NEW YORK (AP) - The price of oil slipped Tuesday after a weak report on U.S. manufacturing suggested demand for oil would fall.
U.S. benchmark crude fell $1.17 to close at $95.30 in New York. Brent crude, which is used by many U.S. refineries to make gasoline, fell $1.60 to $114.18 in London.
The Institute for Supply Management said Tuesday its index of U.S. factory activity fell for the third straight month, suggesting more weakness in the U.S. economy. When economic growth slows, drivers, shippers and travelers use less gasoline, diesel and jet fuel.

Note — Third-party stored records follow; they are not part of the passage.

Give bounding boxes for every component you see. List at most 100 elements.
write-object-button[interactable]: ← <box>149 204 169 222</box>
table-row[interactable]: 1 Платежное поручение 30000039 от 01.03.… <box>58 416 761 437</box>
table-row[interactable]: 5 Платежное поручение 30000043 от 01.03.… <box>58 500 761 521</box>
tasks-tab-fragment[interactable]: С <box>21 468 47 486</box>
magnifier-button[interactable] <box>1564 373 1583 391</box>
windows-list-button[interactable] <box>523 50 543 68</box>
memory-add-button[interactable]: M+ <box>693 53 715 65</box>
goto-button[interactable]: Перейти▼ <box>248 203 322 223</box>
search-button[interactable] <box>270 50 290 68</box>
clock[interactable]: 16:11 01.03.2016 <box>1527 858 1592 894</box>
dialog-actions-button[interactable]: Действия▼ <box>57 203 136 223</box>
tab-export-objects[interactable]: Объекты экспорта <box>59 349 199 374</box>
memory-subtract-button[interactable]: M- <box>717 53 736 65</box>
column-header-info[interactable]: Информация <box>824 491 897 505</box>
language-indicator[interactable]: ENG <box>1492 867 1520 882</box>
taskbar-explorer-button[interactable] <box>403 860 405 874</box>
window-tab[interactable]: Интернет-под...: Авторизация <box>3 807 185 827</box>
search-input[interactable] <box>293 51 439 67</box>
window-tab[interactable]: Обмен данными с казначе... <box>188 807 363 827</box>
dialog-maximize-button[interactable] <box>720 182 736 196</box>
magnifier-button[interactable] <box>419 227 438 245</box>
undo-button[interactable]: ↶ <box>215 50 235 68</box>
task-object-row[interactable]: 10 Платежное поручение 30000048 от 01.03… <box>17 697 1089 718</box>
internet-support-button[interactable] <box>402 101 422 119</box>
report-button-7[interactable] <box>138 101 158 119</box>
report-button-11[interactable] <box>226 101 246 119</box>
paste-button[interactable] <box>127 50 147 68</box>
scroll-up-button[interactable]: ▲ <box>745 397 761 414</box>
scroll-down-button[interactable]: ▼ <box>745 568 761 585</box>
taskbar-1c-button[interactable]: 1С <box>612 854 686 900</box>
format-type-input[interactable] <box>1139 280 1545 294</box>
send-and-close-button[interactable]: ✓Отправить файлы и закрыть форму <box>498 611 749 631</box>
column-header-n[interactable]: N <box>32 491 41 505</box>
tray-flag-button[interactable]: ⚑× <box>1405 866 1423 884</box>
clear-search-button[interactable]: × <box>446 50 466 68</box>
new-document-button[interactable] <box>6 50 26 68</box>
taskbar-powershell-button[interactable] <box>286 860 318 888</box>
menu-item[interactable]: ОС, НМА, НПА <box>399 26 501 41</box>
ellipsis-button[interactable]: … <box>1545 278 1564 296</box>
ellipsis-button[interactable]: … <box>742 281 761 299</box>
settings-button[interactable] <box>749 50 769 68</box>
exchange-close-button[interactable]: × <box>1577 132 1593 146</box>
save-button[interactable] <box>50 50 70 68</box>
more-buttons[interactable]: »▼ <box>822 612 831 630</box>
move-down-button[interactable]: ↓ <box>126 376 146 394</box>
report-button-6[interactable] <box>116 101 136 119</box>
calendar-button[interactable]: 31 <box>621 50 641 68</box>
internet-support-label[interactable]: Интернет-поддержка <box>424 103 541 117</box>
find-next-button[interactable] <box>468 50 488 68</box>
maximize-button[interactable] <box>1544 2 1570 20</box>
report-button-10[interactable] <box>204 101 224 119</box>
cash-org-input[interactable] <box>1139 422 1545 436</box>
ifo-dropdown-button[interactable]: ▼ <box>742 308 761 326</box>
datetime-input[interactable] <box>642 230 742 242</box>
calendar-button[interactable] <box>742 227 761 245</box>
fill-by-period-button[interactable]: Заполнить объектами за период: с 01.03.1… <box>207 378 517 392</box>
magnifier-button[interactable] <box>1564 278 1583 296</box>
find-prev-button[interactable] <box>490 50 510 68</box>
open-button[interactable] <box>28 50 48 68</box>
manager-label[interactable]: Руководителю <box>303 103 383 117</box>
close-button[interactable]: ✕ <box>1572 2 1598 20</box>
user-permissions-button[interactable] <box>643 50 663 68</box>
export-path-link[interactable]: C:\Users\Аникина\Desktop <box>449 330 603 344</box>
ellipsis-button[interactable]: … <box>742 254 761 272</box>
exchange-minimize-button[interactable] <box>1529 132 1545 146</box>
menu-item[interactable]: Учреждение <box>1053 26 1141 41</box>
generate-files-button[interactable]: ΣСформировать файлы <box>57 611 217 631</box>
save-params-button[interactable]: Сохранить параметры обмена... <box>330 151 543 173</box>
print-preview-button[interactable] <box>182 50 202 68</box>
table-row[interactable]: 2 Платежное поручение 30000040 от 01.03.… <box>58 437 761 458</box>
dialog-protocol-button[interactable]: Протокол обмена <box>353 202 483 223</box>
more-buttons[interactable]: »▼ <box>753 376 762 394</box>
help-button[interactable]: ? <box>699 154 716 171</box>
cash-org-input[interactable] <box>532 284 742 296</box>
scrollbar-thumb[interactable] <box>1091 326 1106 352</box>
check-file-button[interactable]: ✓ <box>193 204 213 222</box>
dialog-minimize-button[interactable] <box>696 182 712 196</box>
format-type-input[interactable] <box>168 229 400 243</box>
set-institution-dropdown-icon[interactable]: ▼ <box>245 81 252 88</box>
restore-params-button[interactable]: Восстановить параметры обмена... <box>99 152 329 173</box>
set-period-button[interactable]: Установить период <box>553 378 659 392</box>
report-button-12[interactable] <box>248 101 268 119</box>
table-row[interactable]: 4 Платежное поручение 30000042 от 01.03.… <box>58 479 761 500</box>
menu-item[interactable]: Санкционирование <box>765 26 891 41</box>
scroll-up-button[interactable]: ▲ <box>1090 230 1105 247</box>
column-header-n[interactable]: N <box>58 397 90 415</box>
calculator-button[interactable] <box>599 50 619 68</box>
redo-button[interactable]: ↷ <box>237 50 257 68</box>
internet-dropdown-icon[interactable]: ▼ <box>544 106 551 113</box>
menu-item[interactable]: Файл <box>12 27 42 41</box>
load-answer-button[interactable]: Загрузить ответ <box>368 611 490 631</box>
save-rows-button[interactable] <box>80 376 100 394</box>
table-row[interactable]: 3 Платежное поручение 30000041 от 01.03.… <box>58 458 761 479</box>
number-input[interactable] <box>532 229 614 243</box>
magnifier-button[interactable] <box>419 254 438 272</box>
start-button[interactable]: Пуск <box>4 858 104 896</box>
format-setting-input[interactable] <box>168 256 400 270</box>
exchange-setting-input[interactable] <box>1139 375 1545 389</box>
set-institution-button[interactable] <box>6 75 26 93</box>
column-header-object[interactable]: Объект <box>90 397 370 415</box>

Meanwhile, oil production in the Gulf of Mexico is ramping up after Hurricane Isaac, erasing fears that the storm would impact supplies for an extended period and send prices up. The Bureau of Safety and Environmental Enforcement said Tuesday only 3.5 percent of the Gulf of Mexico oil platforms remain evacuated. Production ramped up by about 100,000 barrels per day between Tuesday and Wednesday and is now 710,000 barrels per day below normal. At the height of the storm, 1.3 million barrels per day of production was halted.
Gasoline prices also fell - slightly. The national average retail price of gasoline slipped less than a penny to $3.82 per gallon.
Bigger declines could be on the way, though. Analysts expect gasoline prices to fall in the coming weeks as the refineries return to full strength, the summer driving season ends, and refiners switch to cheaper winter gasoline blends.